Usually, the functionality provided by rdiff is used by rdiff-backup and rsync. In these cases there's no need to know how rdiff works. But in some cases you want to use the rdiff tool directly.

Say you create a tar archive of some directory every day. This is not really space efficient, a lot of data which hasn't changed is being duplicated each day. Besides, the data is at least twice on your hard disk: the real data and the tar archive.
But here is rdiff to the rescue (part of librsync), it can operate on a signature of the original data and not the data itself. Of course, the signature is some orders of magnitude smaller than the original data.

So we create a signature for B.tar first:

$ rdiff signature B.tar B.tar.sig

Now you can stuff B.tar somewhere safe, you don't need it anymore for making differential backups. You still need it for restoring, of course. The signature file will take care of all differential backups in the future.

So, what's inside B.tar.sig now? When executing this command, B.tar is being chopped up in blocks. Checksums are calculated for each block and put into the signature. Now, when a differential file is almost the same, it will match most of the checksums. For those blocks in the differential file where the checksum fails, the block's data is put into the delta file.

Life goes on and the next day a new tar archive has been created, B-20080124.tar. Now we want to calculate the differences compared to the original B.tar. Given its signature and the new file, you can create a delta now:

$ rdiff delta B.tar.sig B-20080124.tar B-20080124.delta

or

$ rdiff delta B.tar.sig B-20080124.tar | bzip2 -c > B-20080124.delta.bz2

The latter command does the same, only it compresses the delta.

So the delta file only contains those blocks of data where the checksum for that block didn't match in the signature. You can safely throw away B-20080124.tar now, because it can be reconstructed with the original file and the delta. Like this:

$ rdiff patch B.tar B-20080124.delta B-20080124.tar

The last argument is the destination file. So we end up with an exact copy of a file we've just thrown away.

So instead having approx. n*s MB of backup data, with n the number of backups and s the size of the backup, we have now about s+(n*s*0.1) MB of data (assuming each differential backup is 10% of the original archive size). So it's worth the effort when we're talking about hundreds of MB's.

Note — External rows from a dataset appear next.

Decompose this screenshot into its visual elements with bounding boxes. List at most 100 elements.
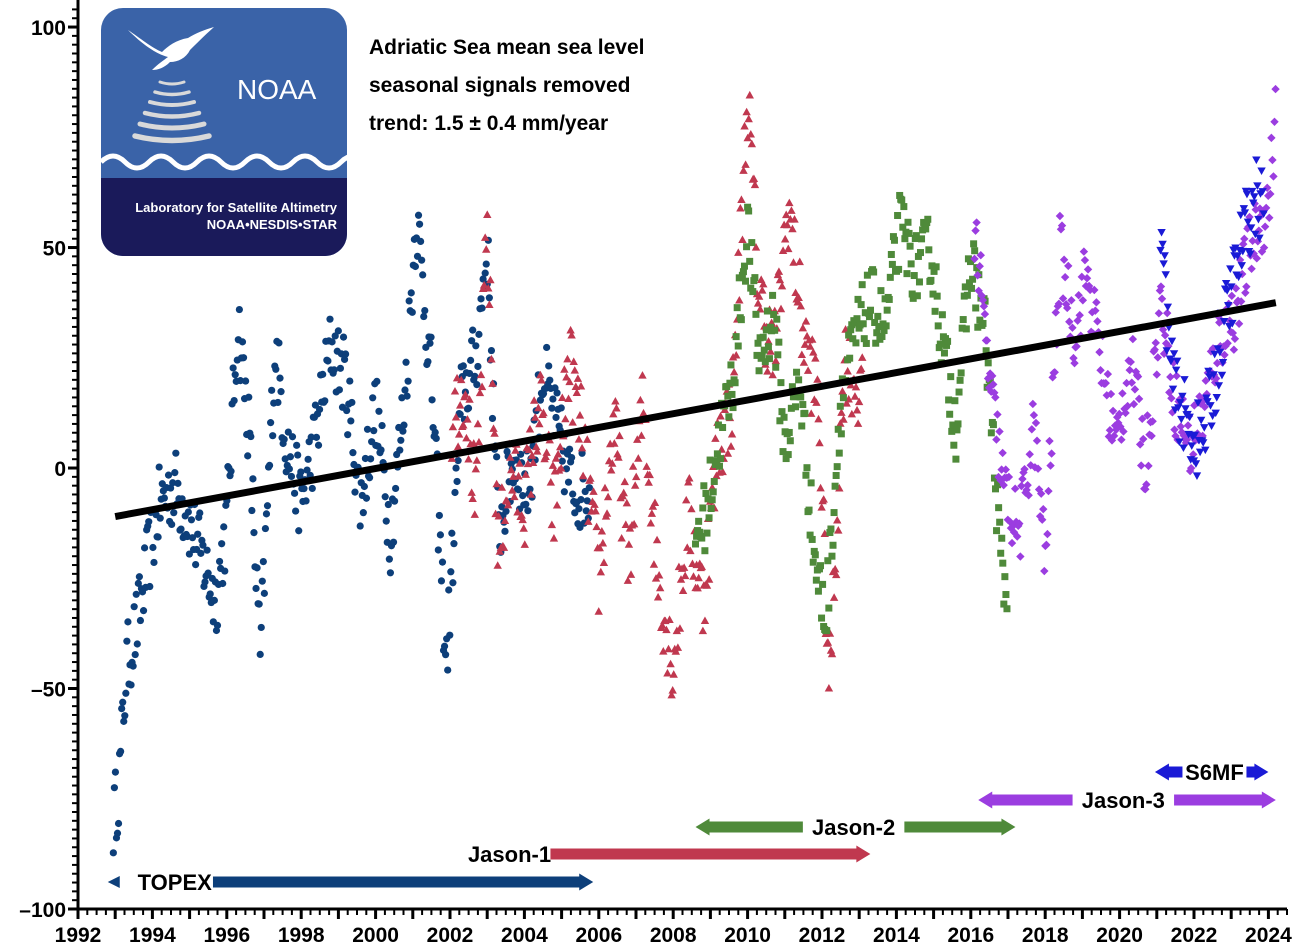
data-point-topex xyxy=(408,308,416,316)
data-point-jason-2 xyxy=(812,576,820,584)
data-point-jason-3 xyxy=(1084,281,1094,291)
data-point-topex xyxy=(177,525,185,533)
data-point-jason-1 xyxy=(819,495,828,503)
data-point-topex xyxy=(339,333,348,341)
data-point-topex xyxy=(356,522,364,530)
data-point-jason-1 xyxy=(541,452,550,460)
data-point-jason-2 xyxy=(780,413,788,421)
data-point-jason-2 xyxy=(839,394,847,402)
data-point-s6mf xyxy=(1190,431,1200,440)
data-point-topex xyxy=(258,577,266,585)
data-point-jason-3 xyxy=(1018,474,1027,484)
data-point-jason-1 xyxy=(755,304,765,313)
data-point-topex xyxy=(348,398,356,407)
data-point-jason-2 xyxy=(715,462,723,470)
data-point-jason-3 xyxy=(1059,255,1069,264)
data-point-jason-2 xyxy=(740,262,748,270)
data-point-jason-2 xyxy=(948,427,956,435)
data-point-topex xyxy=(272,365,280,373)
data-point-jason-2 xyxy=(961,283,969,291)
data-point-s6mf xyxy=(1177,415,1186,424)
data-point-jason-1 xyxy=(608,459,617,467)
data-point-topex xyxy=(552,413,560,422)
data-point-jason-1 xyxy=(637,431,646,439)
data-point-jason-1 xyxy=(590,500,599,508)
data-point-jason-1 xyxy=(666,659,675,668)
data-point-jason-3 xyxy=(1182,435,1192,444)
data-point-jason-2 xyxy=(755,367,763,375)
data-point-topex xyxy=(160,494,168,502)
data-point-jason-2 xyxy=(752,310,760,318)
data-point-jason-2 xyxy=(724,392,732,400)
data-point-topex xyxy=(479,275,487,283)
data-point-jason-2 xyxy=(819,580,827,588)
data-point-jason-2 xyxy=(705,514,713,522)
data-point-topex xyxy=(129,662,137,670)
data-point-jason-2 xyxy=(888,260,896,268)
data-point-jason-1 xyxy=(679,563,689,571)
data-point-jason-1 xyxy=(671,647,681,655)
data-point-topex xyxy=(396,446,404,454)
data-point-jason-3 xyxy=(1138,414,1147,424)
data-point-topex xyxy=(292,507,300,515)
data-point-topex xyxy=(131,650,139,659)
data-point-jason-1 xyxy=(517,511,526,519)
data-point-jason-1 xyxy=(790,215,799,223)
data-point-jason-1 xyxy=(838,387,847,395)
data-point-jason-1 xyxy=(533,447,542,455)
data-point-jason-2 xyxy=(802,471,810,479)
data-point-s6mf xyxy=(1239,205,1249,213)
data-point-jason-1 xyxy=(829,593,839,601)
data-point-topex xyxy=(260,589,268,597)
data-point-s6mf xyxy=(1185,413,1194,422)
data-point-jason-1 xyxy=(563,354,572,363)
data-point-jason-2 xyxy=(914,252,922,260)
data-point-topex xyxy=(560,488,568,496)
data-point-topex xyxy=(553,389,561,397)
data-point-jason-2 xyxy=(808,535,816,543)
data-point-topex xyxy=(261,524,270,533)
data-point-jason-3 xyxy=(1229,345,1239,354)
data-point-jason-1 xyxy=(570,366,579,374)
data-point-jason-1 xyxy=(562,372,571,381)
data-point-jason-1 xyxy=(814,414,823,423)
data-point-jason-2 xyxy=(769,291,777,299)
data-point-s6mf xyxy=(1237,262,1246,270)
data-point-jason-1 xyxy=(461,390,470,398)
data-point-s6mf xyxy=(1176,399,1185,407)
data-point-jason-3 xyxy=(1159,349,1169,358)
mission-bar-segment xyxy=(212,873,594,891)
data-point-jason-2 xyxy=(950,441,958,449)
data-point-jason-2 xyxy=(940,349,948,357)
data-point-jason-1 xyxy=(764,337,773,345)
data-point-topex xyxy=(110,784,118,792)
data-point-jason-3 xyxy=(1017,481,1026,491)
data-point-jason-2 xyxy=(846,354,854,362)
data-point-jason-3 xyxy=(973,271,982,280)
data-point-topex xyxy=(403,392,411,400)
data-point-jason-3 xyxy=(1256,211,1266,220)
data-point-jason-3 xyxy=(989,380,998,389)
data-point-topex xyxy=(119,698,127,706)
data-point-jason-3 xyxy=(1070,358,1079,368)
data-point-jason-1 xyxy=(514,471,523,480)
data-point-jason-1 xyxy=(476,370,486,379)
data-point-jason-1 xyxy=(768,370,777,379)
data-point-topex xyxy=(414,211,423,219)
data-point-jason-3 xyxy=(1080,255,1090,265)
data-point-jason-2 xyxy=(811,551,819,559)
data-point-jason-1 xyxy=(566,325,575,334)
data-point-jason-1 xyxy=(471,464,481,473)
data-point-jason-1 xyxy=(687,504,696,513)
y-minor-ticks xyxy=(68,8,78,911)
data-point-topex xyxy=(250,529,258,537)
data-point-jason-3 xyxy=(1151,338,1160,348)
mission-label: S6MF xyxy=(1185,760,1244,785)
data-point-jason-2 xyxy=(959,316,967,324)
data-point-topex xyxy=(326,315,334,323)
data-point-topex xyxy=(324,357,332,365)
data-point-topex xyxy=(401,386,409,394)
data-point-topex xyxy=(501,527,509,535)
data-point-jason-1 xyxy=(542,448,551,456)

A more easy use case would be to synchronize an almost identical, but very big file on two PC's. Just copying it would be a waste of bandwidth, thanks to rdiff you can do this in a couple of seconds.

First create a signature of the file you want to replace, send the signature to the PC with the newer version, create a delta there and send back the delta. Now you can reconstruct (patch) the file and both files should be identical. We have only sent a signature and a delta, so that was quite cheap.

So as you have seen in the two examples above, rdiff makes it possible to save you a lot of diskspace and bandwidth.